Re: scrub implies failing drive - smartctl blissfully unaware

Duncan Wed, 19 Nov 2014 16:00:12 -0800

Phillip Susi posted on Wed, 19 Nov 2014 11:07:43 -0500 as excerpted:

> -----BEGIN PGP SIGNED MESSAGE-----
> Hash: SHA1
> 
> On 11/18/2014 9:46 PM, Duncan wrote:
>> I'm not sure about normal operation, but certainly, many drives take
>> longer than 30 seconds to stabilize after power-on, and I routinely see
>> resets during this time.
> 
> As far as I have seen, typical drive spin up time is on the order of 3-7
> seconds.  Hell, I remember my pair of first generation seagate cheetah
> 15,000 rpm drives seemed to take *forever* to spin up and that still was
> maybe only 15 seconds.  If a drive takes longer than 30 seconds, then
> there is something wrong with it.  I figure there is a reason why spin
> up time is tracked by SMART so it seems like long spin up time is a sign
> of a sick drive.


It's not physical spinup, but electronic device-ready.  It happens on 
SSDs too and they don't have anything to spinup.
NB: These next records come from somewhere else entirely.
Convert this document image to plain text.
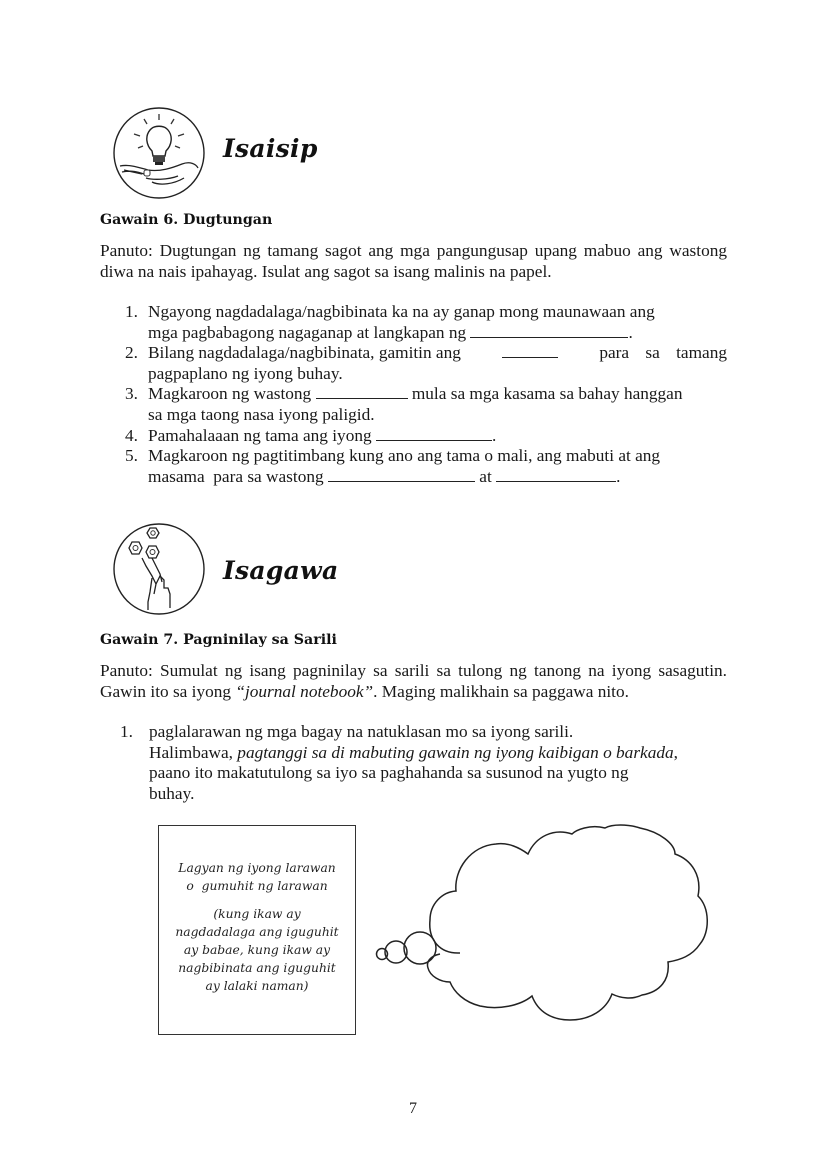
Isaisip
Gawain 6. Dugtungan
Panuto: Dugtungan ng tamang sagot ang mga pangungusap upang mabuo ang wastong diwa na nais ipahayag. Isulat ang sagot sa isang malinis na papel.
1. Ngayong nagdadalaga/nagbibinata ka na ay ganap mong maunawaan ang
mga pagbabagong nagaganap at langkapan ng	.
2. Bilang nagdadalaga/nagbibinata, gamitin ang	para sa tamang
pagpaplano ng iyong buhay.
3. Magkaroon ng wastong	mula sa mga kasama sa bahay hanggan
sa mga taong nasa iyong paligid.
4. Pamahalaaan ng tama ang iyong	.
5. Magkaroon ng pagtitimbang kung ano ang tama o mali, ang mabuti at ang
masama  para sa wastong	at	.
Isagawa
Gawain 7. Pagninilay sa Sarili
Panuto: Sumulat ng isang pagninilay sa sarili sa tulong ng tanong na iyong sasagutin. Gawin ito sa iyong “journal notebook”. Maging malikhain sa paggawa nito.
1. paglalarawan ng mga bagay na natuklasan mo sa iyong sarili.
Halimbawa, pagtanggi sa di mabuting gawain ng iyong kaibigan o barkada,
paano ito makatutulong sa iyo sa paghahanda sa susunod na yugto ng
buhay.
Lagyan ng iyong larawan
o  gumuhit ng larawan
(kung ikaw ay
nagdadalaga ang iguguhit
ay babae, kung ikaw ay
nagbibinata ang iguguhit
ay lalaki naman)
7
But, for instance on my old seagate 300-gigs that I used to have in 4-way 
mdraid, when I tried to resume from hibernate the drives would be spunup 
and talking to the kernel, but for some seconds to a couple minutes or so 
after spinup, they'd sometimes return something like (example) 
"Seagrte3x0" instead of "Seagate300".  Of course that wasn't the exact 
string, I think it was the model number or perhaps the serial number or 
something, but looking at dmsg I could see the ATA layer up for each of 
the four devices, the connection establish and seem to be returning good 
data, then the mdraid layer would try to assemble and would kick out a 
drive or two due to the device string mismatch compared to what was there 
before the hibernate.  With the string mismatch, from its perspective the 
device had disappeared and been replaced with something else.

But if I held it at the grub prompt for a couple minutes and /then/ let 
it go, or part of the time on its own, all four drives would match and 
it'd work fine.  For just short hibernates (as when testing hibernate/
resume), it'd come back just fine; as it would nearly all the time out to 
two hours or so.  Beyond that, out to 10 or 12 hours, the longer it sat 
the more likely it would be to fail, if it didn't hold it at the grub 
prompt for a few minutes to let it stabilize.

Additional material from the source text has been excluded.